Allow agents to update a task from Stopping to Error
Sentry's weekly report made me notice that the one and only Sentry issue of Ponos has exploded again since Thursday evening. xenarque
has been trying to stop a container that has disappeared entirely:
févr. 19 09:22:11 xenarque ponos-agent[2508203]: [WARNING] Missing container ponos-9322-558bbb: 404 Client Error for http+docker://localhost/v1.40/containers/ponos-9322-558bbb/json: Not Found ("No such container: ponos-9322-558bbb")
févr. 19 09:22:11 xenarque ponos-agent[2508203]: [WARNING] Missing container ef8fb902cb211a12485a9ba6f1255b33caecd3641773e8fd4f3c7c556bd996a7: 404 Client Error for http+docker://localhost/v1.40/containers/ef8fb902cb211a12485a9ba6f1255b33caecd3641773e8fd4f3c7c556bd996a7/json: Not Found ("No such container: ef8fb902cb211a12485a9ba6f1255b33caecd3641773e8fd4f3c7c556bd996a7")

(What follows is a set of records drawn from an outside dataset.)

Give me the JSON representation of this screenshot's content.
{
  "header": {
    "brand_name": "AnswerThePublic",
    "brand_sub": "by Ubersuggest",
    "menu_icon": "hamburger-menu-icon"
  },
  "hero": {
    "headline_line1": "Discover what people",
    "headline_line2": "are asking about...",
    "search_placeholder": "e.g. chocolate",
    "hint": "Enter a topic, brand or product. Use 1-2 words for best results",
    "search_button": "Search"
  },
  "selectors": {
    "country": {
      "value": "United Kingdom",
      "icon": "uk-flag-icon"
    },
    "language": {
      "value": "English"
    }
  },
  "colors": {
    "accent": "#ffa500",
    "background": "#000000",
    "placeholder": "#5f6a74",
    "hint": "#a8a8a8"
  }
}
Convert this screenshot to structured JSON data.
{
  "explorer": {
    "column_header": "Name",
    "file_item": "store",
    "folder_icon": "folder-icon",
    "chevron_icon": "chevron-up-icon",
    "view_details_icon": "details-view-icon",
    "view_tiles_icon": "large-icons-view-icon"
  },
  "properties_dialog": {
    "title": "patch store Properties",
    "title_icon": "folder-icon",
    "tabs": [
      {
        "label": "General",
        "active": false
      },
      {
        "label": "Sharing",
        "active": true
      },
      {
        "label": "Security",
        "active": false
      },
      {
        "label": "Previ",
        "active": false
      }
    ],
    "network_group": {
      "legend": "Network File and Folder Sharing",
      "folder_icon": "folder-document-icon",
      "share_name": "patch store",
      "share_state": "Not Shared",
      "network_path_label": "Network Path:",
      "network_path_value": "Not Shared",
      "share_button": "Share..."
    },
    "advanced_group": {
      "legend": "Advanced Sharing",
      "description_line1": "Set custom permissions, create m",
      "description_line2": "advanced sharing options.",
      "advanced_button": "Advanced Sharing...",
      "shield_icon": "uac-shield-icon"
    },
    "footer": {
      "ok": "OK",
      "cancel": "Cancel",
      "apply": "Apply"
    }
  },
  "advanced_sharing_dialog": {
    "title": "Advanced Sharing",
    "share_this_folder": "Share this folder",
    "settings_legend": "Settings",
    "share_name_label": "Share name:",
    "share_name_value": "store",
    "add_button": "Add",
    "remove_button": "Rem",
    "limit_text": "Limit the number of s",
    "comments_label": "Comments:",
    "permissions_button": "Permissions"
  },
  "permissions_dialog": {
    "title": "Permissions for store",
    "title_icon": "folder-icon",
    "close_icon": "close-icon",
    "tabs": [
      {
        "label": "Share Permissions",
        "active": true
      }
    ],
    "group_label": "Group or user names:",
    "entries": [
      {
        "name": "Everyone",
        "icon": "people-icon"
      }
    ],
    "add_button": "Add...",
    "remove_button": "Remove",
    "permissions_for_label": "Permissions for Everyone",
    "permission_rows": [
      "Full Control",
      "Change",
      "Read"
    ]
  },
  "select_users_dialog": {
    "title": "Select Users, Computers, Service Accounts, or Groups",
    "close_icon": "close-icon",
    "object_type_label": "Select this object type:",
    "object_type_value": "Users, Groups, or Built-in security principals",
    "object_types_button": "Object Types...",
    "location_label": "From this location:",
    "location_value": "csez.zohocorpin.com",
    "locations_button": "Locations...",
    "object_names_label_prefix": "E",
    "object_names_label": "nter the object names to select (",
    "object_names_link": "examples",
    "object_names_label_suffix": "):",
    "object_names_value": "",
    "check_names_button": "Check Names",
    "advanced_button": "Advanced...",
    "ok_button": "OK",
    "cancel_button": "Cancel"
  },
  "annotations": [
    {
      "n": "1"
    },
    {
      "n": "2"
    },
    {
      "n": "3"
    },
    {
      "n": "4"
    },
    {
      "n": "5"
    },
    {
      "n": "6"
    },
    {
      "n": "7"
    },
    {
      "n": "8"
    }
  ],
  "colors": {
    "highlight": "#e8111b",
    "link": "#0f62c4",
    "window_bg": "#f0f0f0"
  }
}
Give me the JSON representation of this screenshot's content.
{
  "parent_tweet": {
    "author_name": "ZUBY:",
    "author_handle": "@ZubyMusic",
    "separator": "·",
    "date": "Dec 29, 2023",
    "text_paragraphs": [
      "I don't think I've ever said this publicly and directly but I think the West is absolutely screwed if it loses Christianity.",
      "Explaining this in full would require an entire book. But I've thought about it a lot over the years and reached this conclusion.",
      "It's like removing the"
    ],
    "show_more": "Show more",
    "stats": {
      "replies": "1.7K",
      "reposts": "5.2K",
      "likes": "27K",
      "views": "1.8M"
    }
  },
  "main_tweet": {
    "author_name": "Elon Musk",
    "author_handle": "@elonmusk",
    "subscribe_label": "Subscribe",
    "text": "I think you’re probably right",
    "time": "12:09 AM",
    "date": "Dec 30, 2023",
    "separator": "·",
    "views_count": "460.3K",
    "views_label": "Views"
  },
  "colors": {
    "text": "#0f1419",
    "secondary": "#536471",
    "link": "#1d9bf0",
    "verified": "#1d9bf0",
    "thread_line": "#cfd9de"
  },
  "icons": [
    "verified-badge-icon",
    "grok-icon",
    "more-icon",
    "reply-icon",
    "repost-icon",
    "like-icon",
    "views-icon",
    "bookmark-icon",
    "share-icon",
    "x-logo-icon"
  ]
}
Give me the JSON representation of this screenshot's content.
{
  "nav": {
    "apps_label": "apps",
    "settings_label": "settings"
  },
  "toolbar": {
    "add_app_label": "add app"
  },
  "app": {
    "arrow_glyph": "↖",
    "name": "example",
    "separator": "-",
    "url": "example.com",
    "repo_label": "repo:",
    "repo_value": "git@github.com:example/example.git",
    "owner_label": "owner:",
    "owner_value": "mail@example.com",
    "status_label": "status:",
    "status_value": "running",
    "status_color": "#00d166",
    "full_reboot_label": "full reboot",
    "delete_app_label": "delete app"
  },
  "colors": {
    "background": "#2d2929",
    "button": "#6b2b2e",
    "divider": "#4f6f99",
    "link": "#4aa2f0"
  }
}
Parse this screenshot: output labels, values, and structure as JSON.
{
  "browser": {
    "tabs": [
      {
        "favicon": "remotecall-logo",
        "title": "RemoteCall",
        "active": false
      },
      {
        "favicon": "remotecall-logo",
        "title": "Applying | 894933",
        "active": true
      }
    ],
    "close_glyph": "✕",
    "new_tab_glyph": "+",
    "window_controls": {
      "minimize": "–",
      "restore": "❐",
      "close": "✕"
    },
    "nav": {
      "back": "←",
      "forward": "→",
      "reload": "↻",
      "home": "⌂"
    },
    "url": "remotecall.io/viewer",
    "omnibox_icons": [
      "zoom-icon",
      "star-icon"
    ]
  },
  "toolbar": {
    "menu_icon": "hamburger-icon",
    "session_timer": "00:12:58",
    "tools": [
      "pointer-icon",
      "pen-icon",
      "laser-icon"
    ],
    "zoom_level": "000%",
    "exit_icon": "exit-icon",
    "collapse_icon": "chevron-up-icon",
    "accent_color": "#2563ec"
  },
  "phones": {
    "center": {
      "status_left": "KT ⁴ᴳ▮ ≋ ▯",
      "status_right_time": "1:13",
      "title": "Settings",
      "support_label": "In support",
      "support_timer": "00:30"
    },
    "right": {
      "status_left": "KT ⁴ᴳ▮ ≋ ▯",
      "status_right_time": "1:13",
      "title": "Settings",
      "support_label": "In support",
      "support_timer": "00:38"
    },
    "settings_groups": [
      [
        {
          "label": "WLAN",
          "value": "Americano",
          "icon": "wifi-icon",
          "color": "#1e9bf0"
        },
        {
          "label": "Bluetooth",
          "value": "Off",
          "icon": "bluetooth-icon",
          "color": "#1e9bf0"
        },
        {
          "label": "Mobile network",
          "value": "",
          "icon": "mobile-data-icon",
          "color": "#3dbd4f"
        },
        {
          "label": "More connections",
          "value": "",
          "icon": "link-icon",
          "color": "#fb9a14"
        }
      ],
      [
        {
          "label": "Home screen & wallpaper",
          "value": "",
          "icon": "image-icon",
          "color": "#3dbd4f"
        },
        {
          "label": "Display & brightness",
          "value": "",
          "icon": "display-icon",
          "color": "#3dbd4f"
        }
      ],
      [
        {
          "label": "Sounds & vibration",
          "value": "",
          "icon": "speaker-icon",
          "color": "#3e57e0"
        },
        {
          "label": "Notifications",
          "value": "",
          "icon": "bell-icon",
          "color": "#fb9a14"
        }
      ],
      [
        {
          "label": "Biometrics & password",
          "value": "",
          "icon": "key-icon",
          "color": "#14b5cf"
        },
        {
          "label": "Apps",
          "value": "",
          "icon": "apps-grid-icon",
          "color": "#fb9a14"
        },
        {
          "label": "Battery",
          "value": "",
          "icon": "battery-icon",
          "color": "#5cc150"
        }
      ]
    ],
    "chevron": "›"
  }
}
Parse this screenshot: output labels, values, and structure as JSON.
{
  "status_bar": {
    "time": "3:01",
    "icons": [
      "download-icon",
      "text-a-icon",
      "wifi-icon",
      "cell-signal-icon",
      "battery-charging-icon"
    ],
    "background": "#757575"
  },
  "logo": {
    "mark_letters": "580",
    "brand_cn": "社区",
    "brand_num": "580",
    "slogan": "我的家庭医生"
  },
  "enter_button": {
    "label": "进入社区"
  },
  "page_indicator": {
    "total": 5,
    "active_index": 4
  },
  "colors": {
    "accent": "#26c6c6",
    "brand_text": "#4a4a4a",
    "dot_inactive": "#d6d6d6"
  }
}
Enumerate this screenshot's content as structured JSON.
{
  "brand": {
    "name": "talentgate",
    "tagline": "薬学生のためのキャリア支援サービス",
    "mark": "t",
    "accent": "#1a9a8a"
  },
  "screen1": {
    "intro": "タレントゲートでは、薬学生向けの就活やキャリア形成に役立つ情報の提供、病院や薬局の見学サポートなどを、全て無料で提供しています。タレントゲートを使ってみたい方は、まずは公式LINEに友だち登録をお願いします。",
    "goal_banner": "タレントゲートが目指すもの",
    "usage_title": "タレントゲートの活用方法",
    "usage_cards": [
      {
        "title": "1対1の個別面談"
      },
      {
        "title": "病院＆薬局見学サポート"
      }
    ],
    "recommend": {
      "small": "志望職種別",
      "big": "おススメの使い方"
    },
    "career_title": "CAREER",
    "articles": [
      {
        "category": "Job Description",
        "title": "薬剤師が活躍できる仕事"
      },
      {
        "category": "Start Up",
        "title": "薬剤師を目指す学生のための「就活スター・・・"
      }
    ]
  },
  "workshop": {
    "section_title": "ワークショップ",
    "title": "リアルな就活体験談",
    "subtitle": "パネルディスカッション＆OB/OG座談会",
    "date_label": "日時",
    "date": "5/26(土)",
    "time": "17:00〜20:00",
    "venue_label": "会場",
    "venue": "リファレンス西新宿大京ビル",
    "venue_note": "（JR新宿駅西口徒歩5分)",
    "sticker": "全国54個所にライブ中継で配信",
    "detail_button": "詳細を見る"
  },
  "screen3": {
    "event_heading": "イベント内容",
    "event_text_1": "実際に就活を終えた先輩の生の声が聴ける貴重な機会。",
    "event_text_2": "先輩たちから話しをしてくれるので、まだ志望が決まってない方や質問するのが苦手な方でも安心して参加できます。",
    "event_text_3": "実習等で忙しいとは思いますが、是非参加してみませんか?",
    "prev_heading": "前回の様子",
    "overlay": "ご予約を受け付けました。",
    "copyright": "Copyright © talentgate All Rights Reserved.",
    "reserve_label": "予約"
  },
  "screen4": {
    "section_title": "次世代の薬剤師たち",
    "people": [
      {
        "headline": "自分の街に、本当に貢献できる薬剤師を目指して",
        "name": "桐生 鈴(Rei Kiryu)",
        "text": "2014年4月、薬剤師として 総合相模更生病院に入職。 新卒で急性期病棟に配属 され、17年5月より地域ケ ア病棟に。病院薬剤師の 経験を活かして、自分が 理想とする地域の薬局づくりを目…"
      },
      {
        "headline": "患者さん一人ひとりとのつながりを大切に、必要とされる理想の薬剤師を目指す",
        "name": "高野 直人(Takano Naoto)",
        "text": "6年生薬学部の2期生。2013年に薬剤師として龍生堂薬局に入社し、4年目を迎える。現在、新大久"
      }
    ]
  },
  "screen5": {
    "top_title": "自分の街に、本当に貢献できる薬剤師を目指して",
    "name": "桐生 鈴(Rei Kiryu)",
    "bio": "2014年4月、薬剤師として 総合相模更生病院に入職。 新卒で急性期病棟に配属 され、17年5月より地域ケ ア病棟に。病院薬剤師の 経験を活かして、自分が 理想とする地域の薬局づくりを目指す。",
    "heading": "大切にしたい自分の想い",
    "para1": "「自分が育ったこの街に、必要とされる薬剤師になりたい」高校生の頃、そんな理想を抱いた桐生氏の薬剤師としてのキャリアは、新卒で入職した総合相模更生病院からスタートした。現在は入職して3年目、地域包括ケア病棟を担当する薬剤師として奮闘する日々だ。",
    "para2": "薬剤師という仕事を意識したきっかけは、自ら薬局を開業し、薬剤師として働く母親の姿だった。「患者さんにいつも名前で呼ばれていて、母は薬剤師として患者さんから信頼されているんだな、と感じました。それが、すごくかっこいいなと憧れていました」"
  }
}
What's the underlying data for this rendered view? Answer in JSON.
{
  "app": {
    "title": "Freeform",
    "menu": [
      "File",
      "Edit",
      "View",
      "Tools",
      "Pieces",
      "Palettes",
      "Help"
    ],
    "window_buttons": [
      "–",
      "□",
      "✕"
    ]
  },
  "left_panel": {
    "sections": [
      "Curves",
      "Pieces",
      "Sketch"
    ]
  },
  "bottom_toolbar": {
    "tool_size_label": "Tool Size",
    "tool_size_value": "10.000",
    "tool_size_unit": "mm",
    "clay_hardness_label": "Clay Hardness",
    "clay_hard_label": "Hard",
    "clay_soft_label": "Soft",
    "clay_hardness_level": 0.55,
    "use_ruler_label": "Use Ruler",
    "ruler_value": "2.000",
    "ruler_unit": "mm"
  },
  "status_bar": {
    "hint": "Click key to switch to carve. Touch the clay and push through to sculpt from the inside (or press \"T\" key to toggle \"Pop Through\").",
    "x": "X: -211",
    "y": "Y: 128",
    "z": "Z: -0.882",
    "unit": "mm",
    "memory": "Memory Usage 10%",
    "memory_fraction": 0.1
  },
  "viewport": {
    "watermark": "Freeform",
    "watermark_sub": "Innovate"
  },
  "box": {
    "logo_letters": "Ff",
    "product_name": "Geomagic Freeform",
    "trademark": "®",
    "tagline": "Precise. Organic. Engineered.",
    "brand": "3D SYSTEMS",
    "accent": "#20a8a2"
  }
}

févr. 19 09:22:11 xenarque ponos-agent[2508203]: [WARNING] Container for task initialisation (558bbbed-15c5-4b24-ae63-d6bc6ca86c26) not found
févr. 19 09:22:11 xenarque ponos-agent[2508203]: [ERROR] Main loop error: 400 Client Error: Bad Request for url: https://demo.arkindex.org/api/v1/task/558bbbed-15c5-4b24-ae63-d6bc6ca86c26/from-agent/
The task is marked as Stopping
, so the backend tells the agent to stop the task. The task is not found, so the agent cannot stop it and cannot report it as stopped: it doesn't know whether the task actually started, got killed, ended (un)successfully, or anything else. So it tries to mark it as Error
and gets an HTTP 400 because that's not in the allowed states implemented in #1603 (closed).